½ tsp. vanilla extract
Sparkle sugar (or granulated sugar)

Preheat oven to 425*.
1. Line a standard size cookie sheet with parchment paper.
2. In a large bowl, mix the dry. Cube the cold butter and drop it in the dry mix. Cut it in until it is after pea-sized but not yet coarse crumb.
3. Stir in the nuts and cranberries.
4. Whisk together the egg yolk, vanilla and buttermilk.
5. Flour your counter, barely stir the liquid in to the dry, then put it on your floured counter to barely, gently work the dough to a cohesive ball. With plenty of flour on your hands, gently, gently flatten the ball in to a disc about 8″ across and 1″ high. (or, divide the ball in two and flatten both those in to discs about 1″ high). Heavily flouring your board knife or a large chef’s knife, cut the circle in to 8 triangles. (Or you can make two 6” discs for 16 minis.)
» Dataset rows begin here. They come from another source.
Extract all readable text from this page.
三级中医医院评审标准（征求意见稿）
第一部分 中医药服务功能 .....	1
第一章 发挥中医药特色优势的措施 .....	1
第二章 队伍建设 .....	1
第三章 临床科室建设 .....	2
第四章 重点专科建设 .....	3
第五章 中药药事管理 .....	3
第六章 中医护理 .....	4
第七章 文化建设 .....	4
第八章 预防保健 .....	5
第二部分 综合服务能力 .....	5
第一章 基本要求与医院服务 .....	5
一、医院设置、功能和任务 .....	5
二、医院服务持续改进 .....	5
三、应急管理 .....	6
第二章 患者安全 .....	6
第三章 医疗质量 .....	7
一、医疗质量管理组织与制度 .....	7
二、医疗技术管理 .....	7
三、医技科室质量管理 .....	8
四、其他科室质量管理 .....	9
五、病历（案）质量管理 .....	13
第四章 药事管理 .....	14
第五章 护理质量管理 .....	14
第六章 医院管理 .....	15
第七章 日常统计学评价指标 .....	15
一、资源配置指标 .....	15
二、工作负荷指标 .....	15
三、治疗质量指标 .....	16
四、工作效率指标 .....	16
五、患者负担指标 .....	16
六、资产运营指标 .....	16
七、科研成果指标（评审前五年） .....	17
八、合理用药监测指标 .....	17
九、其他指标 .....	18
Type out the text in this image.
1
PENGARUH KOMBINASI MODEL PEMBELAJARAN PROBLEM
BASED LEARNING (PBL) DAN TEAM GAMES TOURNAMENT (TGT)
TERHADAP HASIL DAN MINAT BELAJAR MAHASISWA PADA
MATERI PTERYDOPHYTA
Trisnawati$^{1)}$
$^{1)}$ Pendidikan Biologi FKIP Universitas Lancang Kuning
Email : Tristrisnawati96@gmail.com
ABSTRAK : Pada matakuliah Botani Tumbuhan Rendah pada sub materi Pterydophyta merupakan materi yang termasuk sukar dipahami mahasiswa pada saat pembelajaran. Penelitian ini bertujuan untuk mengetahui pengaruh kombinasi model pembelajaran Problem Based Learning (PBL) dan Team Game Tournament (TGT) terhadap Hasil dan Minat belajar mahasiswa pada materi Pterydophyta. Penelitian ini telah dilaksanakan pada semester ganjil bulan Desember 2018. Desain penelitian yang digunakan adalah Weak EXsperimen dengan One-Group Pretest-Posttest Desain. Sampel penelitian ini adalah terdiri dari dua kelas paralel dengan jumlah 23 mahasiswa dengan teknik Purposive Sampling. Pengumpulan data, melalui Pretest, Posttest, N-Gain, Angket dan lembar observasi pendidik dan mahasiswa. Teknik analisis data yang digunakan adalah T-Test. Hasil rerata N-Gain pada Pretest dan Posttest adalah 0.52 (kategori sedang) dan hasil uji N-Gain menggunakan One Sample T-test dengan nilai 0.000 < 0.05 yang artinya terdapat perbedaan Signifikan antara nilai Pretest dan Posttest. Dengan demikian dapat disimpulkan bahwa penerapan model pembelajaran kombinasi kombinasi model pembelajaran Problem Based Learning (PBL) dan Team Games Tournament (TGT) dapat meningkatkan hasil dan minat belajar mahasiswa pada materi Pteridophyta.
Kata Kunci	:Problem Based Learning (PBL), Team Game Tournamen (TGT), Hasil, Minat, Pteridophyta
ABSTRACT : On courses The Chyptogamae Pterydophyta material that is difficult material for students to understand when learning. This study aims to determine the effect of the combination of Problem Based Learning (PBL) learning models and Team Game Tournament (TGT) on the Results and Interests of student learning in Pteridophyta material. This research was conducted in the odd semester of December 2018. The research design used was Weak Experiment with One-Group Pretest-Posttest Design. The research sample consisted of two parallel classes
**A Karen lazy step here is, I actually put my parchment on the counter and use it to help form the dough, then cut the scones directly on it, and slide it on to the cookie sheet.
6. Brush the tops and backs (not the sides) with the egg white, sprinkle with sparkle sugar.
7. Bake 425* 15-18 mins until golden brown.
8. Cool slightly, slather in butter and munch.